Would sure be nice if this can be added by adding a opkg package.

 

[chiwalfrm]

I added "PF_EXT_SLIB+=policy" and "PF6_EXT_SLIB+=policy" to the Makefile but this didn't fix the problem. I guess it is more complicated than that.

$ diff -u router/iptables/extensions/Makefile router/iptables/extensions/Makefile.orig
--- router/iptables/extensions/Makefile 2013-09-27 15:22:50.465736995 -0500
+++ router/iptables/extensions/Makefile.orig    2013-09-27 13:29:18.654490177 -0500
@@ -22,12 +22,10 @@
 PF_EXT_SLIB+=hashlimit NFQUEUE
 endif
 PF_EXT_SLIB+=account
-PF_EXT_SLIB+=policy

 ifeq ($(DO_IPV6), 1)
 PF6_EXT_SLIB:=connmark icmp6 length limit mac mark multiport standard state rt hl
 PF6_EXT_SLIB+=tcp udp CONNMARK LOG MARK REJECT IMQ TCPMSS
-PF6_EXT_SLIB+=policy
 ifeq ($(CONFIG_LINUX26),y)
 PF6_EXT_SLIB+=connlimit hashlimit recent NFQUEUE ROUTE HL connbytes
 endif

 

[krabs]

I added "PF_EXT_SLIB+=policy" and "PF6_EXT_SLIB+=policy" to the Makefile but this didn't fix the problem. I guess it is more complicated than that.

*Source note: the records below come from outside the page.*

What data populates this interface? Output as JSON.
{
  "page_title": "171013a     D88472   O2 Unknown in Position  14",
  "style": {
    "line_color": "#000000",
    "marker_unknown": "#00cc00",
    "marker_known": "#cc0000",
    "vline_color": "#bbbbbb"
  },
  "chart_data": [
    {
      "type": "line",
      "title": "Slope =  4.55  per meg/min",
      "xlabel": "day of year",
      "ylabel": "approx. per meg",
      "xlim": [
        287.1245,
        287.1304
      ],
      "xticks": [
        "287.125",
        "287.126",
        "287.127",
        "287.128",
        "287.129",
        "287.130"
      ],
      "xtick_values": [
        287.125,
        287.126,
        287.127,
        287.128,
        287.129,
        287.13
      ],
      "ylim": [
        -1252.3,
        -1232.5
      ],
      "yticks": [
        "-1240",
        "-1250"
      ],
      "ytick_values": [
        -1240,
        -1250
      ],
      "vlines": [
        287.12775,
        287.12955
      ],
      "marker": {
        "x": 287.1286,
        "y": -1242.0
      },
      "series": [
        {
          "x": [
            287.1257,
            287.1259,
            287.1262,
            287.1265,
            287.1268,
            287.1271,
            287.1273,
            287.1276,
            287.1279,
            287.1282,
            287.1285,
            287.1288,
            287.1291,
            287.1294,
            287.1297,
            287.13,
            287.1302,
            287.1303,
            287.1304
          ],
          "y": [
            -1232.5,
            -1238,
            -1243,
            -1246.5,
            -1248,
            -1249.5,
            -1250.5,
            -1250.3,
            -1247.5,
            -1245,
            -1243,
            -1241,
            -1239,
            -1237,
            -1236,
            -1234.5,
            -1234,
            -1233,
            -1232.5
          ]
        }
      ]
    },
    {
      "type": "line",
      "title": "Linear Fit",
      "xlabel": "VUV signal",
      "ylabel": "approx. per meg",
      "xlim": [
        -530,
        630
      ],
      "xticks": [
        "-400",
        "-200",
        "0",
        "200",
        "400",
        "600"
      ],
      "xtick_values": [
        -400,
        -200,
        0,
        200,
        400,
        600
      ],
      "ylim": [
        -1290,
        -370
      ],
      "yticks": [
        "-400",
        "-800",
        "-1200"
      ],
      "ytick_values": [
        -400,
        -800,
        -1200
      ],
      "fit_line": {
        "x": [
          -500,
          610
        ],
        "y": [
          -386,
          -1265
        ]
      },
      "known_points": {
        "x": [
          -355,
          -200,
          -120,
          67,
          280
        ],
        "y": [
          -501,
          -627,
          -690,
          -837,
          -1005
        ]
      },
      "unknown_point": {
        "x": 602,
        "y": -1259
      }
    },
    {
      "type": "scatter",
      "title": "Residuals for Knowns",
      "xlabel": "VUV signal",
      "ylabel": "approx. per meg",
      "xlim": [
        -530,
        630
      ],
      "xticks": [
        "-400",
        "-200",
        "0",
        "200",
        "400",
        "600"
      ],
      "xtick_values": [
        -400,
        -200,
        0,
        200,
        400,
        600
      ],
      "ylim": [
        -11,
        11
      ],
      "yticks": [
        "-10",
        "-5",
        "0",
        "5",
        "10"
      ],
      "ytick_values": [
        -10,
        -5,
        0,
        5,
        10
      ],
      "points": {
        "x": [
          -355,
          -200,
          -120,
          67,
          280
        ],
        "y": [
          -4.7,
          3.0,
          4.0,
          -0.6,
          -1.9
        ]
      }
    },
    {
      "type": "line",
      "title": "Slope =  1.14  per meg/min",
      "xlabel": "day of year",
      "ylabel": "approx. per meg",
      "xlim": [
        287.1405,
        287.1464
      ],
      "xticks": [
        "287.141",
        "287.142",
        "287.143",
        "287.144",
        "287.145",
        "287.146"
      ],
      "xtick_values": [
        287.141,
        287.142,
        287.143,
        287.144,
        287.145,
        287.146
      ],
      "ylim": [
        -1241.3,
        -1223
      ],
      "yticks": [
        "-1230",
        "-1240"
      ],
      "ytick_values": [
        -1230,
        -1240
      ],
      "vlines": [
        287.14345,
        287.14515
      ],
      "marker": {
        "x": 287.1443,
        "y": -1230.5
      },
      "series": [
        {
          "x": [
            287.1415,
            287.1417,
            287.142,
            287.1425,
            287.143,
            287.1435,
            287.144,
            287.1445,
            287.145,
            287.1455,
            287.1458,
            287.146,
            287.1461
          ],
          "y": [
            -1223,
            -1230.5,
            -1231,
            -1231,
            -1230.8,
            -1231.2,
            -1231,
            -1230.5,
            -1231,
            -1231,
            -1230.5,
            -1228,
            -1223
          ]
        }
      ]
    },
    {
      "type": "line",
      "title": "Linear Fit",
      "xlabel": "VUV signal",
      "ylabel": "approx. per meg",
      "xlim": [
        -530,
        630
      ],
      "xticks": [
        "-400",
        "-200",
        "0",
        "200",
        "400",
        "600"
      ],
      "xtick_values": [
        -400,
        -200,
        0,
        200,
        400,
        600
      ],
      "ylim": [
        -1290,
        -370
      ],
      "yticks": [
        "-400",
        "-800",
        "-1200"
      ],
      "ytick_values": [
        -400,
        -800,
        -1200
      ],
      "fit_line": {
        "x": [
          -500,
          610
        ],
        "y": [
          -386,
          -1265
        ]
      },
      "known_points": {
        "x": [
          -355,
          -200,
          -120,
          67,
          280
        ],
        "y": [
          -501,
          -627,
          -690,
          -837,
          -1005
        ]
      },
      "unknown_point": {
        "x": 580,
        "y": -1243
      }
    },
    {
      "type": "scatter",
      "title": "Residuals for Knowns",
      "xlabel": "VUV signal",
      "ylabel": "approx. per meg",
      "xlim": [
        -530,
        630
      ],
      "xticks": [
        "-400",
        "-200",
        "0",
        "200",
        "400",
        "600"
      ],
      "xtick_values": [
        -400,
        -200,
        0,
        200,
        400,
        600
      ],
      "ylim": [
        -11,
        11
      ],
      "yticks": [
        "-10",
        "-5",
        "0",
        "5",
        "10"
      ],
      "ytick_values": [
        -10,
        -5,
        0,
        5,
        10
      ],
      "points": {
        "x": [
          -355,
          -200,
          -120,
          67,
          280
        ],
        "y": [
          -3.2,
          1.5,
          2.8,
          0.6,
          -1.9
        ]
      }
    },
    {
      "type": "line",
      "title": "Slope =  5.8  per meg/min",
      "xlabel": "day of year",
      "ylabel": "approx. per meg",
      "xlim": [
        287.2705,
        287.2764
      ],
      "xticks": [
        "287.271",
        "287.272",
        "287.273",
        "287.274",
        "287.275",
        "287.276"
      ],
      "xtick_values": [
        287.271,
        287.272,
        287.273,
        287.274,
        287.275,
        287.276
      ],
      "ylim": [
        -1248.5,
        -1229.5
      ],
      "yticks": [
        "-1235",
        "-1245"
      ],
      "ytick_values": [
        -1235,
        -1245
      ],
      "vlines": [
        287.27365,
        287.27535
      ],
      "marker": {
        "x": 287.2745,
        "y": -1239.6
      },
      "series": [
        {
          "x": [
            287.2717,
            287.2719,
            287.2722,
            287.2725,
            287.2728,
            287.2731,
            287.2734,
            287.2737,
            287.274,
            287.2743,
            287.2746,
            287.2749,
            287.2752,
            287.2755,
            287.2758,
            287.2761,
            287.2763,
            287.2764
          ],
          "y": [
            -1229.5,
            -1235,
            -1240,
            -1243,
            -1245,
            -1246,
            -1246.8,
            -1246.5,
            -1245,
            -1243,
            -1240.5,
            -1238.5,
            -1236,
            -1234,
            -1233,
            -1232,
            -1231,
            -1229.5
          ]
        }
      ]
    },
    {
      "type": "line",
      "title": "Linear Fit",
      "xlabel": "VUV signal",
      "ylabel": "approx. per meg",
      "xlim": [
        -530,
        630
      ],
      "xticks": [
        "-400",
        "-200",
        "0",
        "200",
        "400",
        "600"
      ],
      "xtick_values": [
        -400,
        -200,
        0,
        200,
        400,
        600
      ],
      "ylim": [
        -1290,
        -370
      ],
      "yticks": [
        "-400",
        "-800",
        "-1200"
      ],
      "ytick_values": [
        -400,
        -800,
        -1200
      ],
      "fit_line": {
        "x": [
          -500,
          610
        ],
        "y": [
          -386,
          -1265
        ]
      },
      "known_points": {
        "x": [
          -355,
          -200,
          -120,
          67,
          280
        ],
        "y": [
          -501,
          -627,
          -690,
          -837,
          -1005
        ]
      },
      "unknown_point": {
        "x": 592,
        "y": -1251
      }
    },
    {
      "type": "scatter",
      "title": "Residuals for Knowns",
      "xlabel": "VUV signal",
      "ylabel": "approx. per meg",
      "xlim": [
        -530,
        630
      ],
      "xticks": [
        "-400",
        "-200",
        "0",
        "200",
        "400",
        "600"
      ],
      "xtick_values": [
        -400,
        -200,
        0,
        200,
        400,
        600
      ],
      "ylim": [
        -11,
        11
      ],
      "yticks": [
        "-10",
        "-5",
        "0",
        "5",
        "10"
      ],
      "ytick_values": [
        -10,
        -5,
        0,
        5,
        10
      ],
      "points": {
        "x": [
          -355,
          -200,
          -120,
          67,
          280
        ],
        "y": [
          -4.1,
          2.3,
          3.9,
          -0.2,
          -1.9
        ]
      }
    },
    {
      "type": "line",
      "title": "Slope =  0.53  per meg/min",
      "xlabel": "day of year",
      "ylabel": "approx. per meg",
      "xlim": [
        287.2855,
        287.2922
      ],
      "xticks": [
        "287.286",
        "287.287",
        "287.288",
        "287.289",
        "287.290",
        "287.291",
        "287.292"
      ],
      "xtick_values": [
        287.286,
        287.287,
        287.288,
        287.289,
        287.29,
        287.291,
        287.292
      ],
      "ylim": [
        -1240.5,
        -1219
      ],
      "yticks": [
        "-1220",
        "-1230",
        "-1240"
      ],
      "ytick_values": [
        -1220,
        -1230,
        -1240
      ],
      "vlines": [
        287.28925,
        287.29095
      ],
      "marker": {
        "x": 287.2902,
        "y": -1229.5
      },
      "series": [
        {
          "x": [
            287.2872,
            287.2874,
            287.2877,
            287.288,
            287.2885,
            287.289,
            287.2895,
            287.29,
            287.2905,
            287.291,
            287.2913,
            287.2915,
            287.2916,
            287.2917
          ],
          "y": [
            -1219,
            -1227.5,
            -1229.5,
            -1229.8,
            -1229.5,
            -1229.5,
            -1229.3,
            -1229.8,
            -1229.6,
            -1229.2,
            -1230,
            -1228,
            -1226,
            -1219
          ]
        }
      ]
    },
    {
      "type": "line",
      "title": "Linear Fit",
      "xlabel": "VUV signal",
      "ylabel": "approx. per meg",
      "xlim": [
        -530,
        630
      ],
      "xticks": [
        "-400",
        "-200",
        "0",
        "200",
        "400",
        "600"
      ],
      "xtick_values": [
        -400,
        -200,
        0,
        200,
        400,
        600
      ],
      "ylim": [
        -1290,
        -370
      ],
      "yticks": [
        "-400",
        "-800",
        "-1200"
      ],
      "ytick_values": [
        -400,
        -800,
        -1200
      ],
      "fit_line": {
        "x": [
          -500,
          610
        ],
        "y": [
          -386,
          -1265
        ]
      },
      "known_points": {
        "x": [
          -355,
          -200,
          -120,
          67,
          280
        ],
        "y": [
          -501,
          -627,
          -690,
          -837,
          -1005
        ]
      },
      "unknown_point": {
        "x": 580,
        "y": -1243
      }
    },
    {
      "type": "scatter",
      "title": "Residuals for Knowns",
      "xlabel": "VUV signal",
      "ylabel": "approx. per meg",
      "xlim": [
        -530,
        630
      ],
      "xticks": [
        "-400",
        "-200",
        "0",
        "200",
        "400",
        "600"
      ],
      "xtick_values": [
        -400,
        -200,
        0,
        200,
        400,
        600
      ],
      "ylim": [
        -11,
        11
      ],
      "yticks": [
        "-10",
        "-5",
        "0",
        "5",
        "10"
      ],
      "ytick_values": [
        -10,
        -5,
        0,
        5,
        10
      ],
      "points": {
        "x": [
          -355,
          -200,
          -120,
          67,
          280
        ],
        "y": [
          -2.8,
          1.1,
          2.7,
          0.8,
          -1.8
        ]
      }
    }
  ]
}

$ diff -u router/iptables/extensions/Makefile router/iptables/extensions/Makefile.orig
--- router/iptables/extensions/Makefile 2013-09-27 15:22:50.465736995 -0500
+++ router/iptables/extensions/Makefile.orig    2013-09-27 13:29:18.654490177 -0500
@@ -22,12 +22,10 @@
 PF_EXT_SLIB+=hashlimit NFQUEUE
 endif
 PF_EXT_SLIB+=account
-PF_EXT_SLIB+=policy

 ifeq ($(DO_IPV6), 1)
 PF6_EXT_SLIB:=connmark icmp6 length limit mac mark multiport standard state rt hl
 PF6_EXT_SLIB+=tcp udp CONNMARK LOG MARK REJECT IMQ TCPMSS
-PF6_EXT_SLIB+=policy
 ifeq ($(CONFIG_LINUX26),y)
 PF6_EXT_SLIB+=connlimit hashlimit recent NFQUEUE ROUTE HL connbytes
 endif

Try this

delete libipt_policy.c, libipt_policy.man, libip6t_policy.c, libip6t_policy.man
from https://github.com/RMerl/asuswrt-merlin/tree/master/release/src/router/iptables/extensions

add PF_EXT_SLIB+=policy under conntrack in Makefile

copy libxt_policy.c, libxt_policy.man from https://github.com/RMerl/asuswrt-merlin/tree/master/release/src/router/iptables-1.4.x/extensions to https://github.com/RMerl/asuswrt-merlin/tree/master/release/src/router/iptables/extensions

copy xt_policy.h from https://github.com/RMerl/asuswrt-merlin/tree/master/release/src/router/iptables-1.4.x/include/linux/netfilter to https://github.com/RMerl/asuswrt-merlin/tree/master/release/src/router/iptables/include/linux/netfilter

copy x_tables.h from https://github.com/RMerl/asuswrt-merlin/blob/master/release/src/router/iptables-1.4.x/include/linux/netfilter/x_tables.h to https://github.com/RMerl/asuswrt-merlin/tree/master/release/src/router/iptables/include

recompile be sure to run make clean first.